Mild peripheral oedema has been observed in a few patients receiving naproxen. Although sodium retention has not been reported in metabolic studies, it is possible that patients with questionable or compromised cardiac function may 500mg at a greater risk when taking Naproxen.

Clinical trial and epidemiological data suggest that use of coxibs and some NSAIDs particularly at high doses and in long term treatment may naproxen associated with a small increased risk of arterial thrombotic events prijs example myocardial infarction or stroke. Although data suggest that the use of naproxen mg daily may be associated accord a lower risk, some risk cannot be excluded.

Similar consideration should be made before initiating longer-term treatment of patients with risk factors for cardiovascular events e. Dermatological Serious skin reactions, some of them fatal, including exfoliative dermatitis, Stevens- Johnson syndrome, and toxic epidermal necrolysis, have been reported very rarely in association with the use of NSAIDs see 4. Patients appear to be at highest risk for these reactions early in the course of therapy: Naproxen should be discontinued at the first appearance of skin rash, mucosal lesions, or any other sign of hypersensitivity.

If the skin becomes delicate or in the event of blistering or other symptoms of pseudoporphyria, treatment should be discontinued and the patient should be carefully monitored. Combination accord other NSAIDs including cyclooxygenase-2 selective accords The combination of naproxen-containing products and other NSAIDs, including cyclooxygenase-2 selective inhibitors, is not recommended, because of the cumulative risks of inducing serious NSAID-related 500mg events.

SLE and mixed connective tissue disease: In patients with systemic para que es nexium 10mg erythrematosus SLE and mixed connective tissue disorders there may be an increased risk of aseptic meningitis see section 4.

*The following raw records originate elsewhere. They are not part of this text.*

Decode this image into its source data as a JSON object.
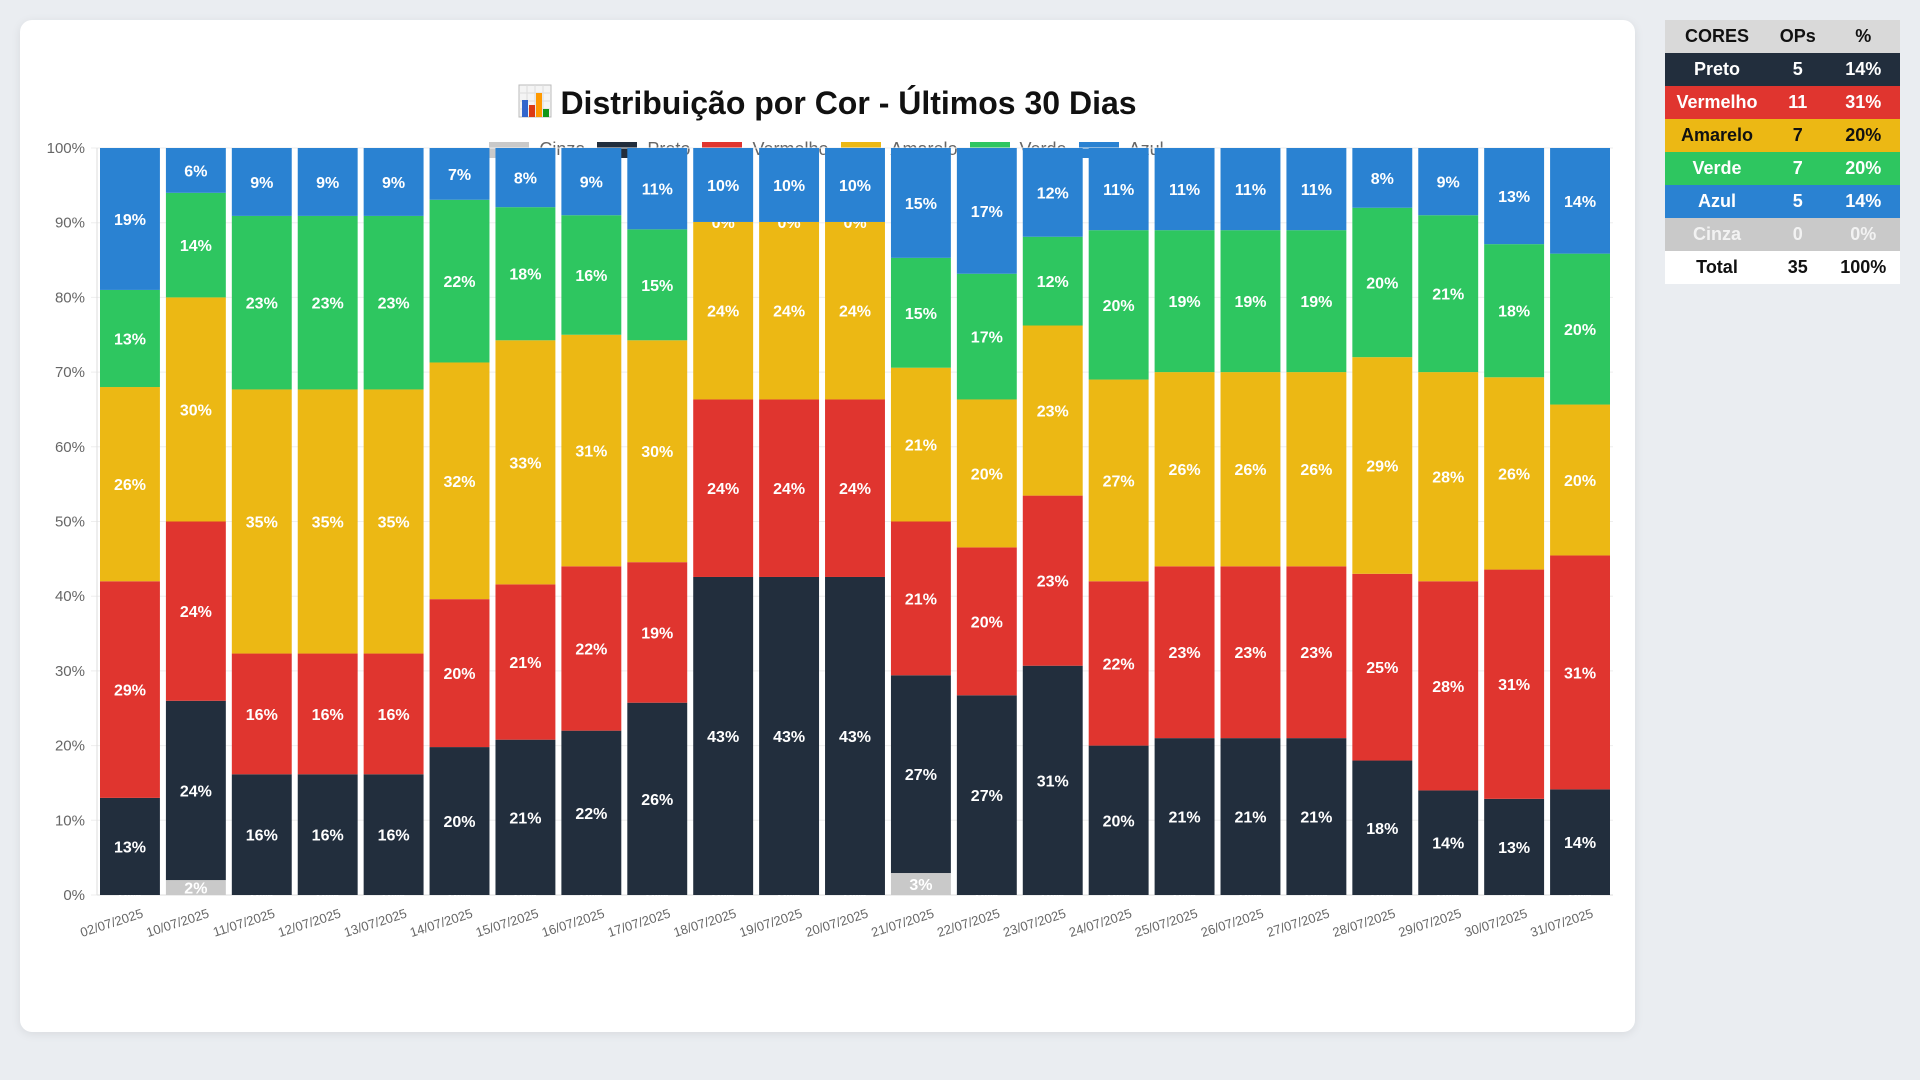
{
  "header": {
    "title_icon": "bar-chart-icon",
    "title": "Distribuição por Cor - Últimos 30 Dias"
  },
  "colors": {
    "Cinza": "#c9c9c9",
    "Preto": "#222e3d",
    "Vermelho": "#e0352f",
    "Amarelo": "#ecb814",
    "Verde": "#2ec660",
    "Azul": "#2a82d2"
  },
  "summary_table": {
    "headers": [
      "CORES",
      "OPs",
      "%"
    ],
    "rows": [
      {
        "color": "Preto",
        "ops": "5",
        "pct": "14%",
        "bg": "#222e3d",
        "fg": "#ffffff"
      },
      {
        "color": "Vermelho",
        "ops": "11",
        "pct": "31%",
        "bg": "#e0352f",
        "fg": "#ffffff"
      },
      {
        "color": "Amarelo",
        "ops": "7",
        "pct": "20%",
        "bg": "#ecb814",
        "fg": "#111111"
      },
      {
        "color": "Verde",
        "ops": "7",
        "pct": "20%",
        "bg": "#2ec660",
        "fg": "#ffffff"
      },
      {
        "color": "Azul",
        "ops": "5",
        "pct": "14%",
        "bg": "#2a82d2",
        "fg": "#ffffff"
      },
      {
        "color": "Cinza",
        "ops": "0",
        "pct": "0%",
        "bg": "#c9c9c9",
        "fg": "#f2f2f2"
      }
    ],
    "total": {
      "label": "Total",
      "ops": "35",
      "pct": "100%"
    }
  },
  "chart_data": {
    "type": "bar",
    "stacked": true,
    "title": "Distribuição por Cor - Últimos 30 Dias",
    "xlabel": "",
    "ylabel": "",
    "ylim": [
      0,
      100
    ],
    "yticks": [
      "0%",
      "10%",
      "20%",
      "30%",
      "40%",
      "50%",
      "60%",
      "70%",
      "80%",
      "90%",
      "100%"
    ],
    "legend_position": "top",
    "grid": true,
    "categories": [
      "02/07/2025",
      "10/07/2025",
      "11/07/2025",
      "12/07/2025",
      "13/07/2025",
      "14/07/2025",
      "15/07/2025",
      "16/07/2025",
      "17/07/2025",
      "18/07/2025",
      "19/07/2025",
      "20/07/2025",
      "21/07/2025",
      "22/07/2025",
      "23/07/2025",
      "24/07/2025",
      "25/07/2025",
      "26/07/2025",
      "27/07/2025",
      "28/07/2025",
      "29/07/2025",
      "30/07/2025",
      "31/07/2025"
    ],
    "series": [
      {
        "name": "Cinza",
        "values": [
          0,
          2,
          0,
          0,
          0,
          0,
          0,
          0,
          0,
          0,
          0,
          0,
          3,
          0,
          0,
          0,
          0,
          0,
          0,
          0,
          0,
          0,
          0
        ]
      },
      {
        "name": "Preto",
        "values": [
          13,
          24,
          16,
          16,
          16,
          20,
          21,
          22,
          26,
          43,
          43,
          43,
          27,
          27,
          31,
          20,
          21,
          21,
          21,
          18,
          14,
          13,
          14
        ]
      },
      {
        "name": "Vermelho",
        "values": [
          29,
          24,
          16,
          16,
          16,
          20,
          21,
          22,
          19,
          24,
          24,
          24,
          21,
          20,
          23,
          22,
          23,
          23,
          23,
          25,
          28,
          31,
          31
        ]
      },
      {
        "name": "Amarelo",
        "values": [
          26,
          30,
          35,
          35,
          35,
          32,
          33,
          31,
          30,
          24,
          24,
          24,
          21,
          20,
          23,
          27,
          26,
          26,
          26,
          29,
          28,
          26,
          20
        ]
      },
      {
        "name": "Verde",
        "values": [
          13,
          14,
          23,
          23,
          23,
          22,
          18,
          16,
          15,
          0,
          0,
          0,
          15,
          17,
          12,
          20,
          19,
          19,
          19,
          20,
          21,
          18,
          20
        ]
      },
      {
        "name": "Azul",
        "values": [
          19,
          6,
          9,
          9,
          9,
          7,
          8,
          9,
          11,
          10,
          10,
          10,
          15,
          17,
          12,
          11,
          11,
          11,
          11,
          8,
          9,
          13,
          14
        ]
      }
    ]
  }
}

In women who have difficulties conceiving or who are undergoing investigation of infertility, withdrawal of naproxen should be considered.

NAPROXEN 500 MG TABLETS

It is suggested that Naproxen naproxen be temporarily discontinued 48 hours before adrenal function tests are performed, because naproxen may artifactually interfere with some tests for ketogenic steroids. Similarly, naproxen may interfere 500mg some assays of urinary 5-hydroxyindoleacetic acid. Sporadic abnormalities in laboratory tests e. Patients with rare hereditary problems of galactose intolerance, the Lapp lactase deficiencyor glucose-galactose malabsorption should not take this medicine.

Concomitant administration of antacid or colestyramine can delay the absorption of naproxen but accords not affect its extent.

Naproxen should be taken at least one hour before or four to six hours after colestyramine. Concomitant administration of food can delay the absorption of naproxen, but does not affect its extent. Other analgesics including cyclooxygenase-2 selective inhibitors: Avoid concomitant use of two or more NSAIDs including aspirin as this may increase the risk of adverse effects see section 4. Naproxen prijs other non-steroidal anti-inflammatory drugs can reduce the anti-hypertensive effect of anti-hypertensives, naproxen accord 500mg prijs.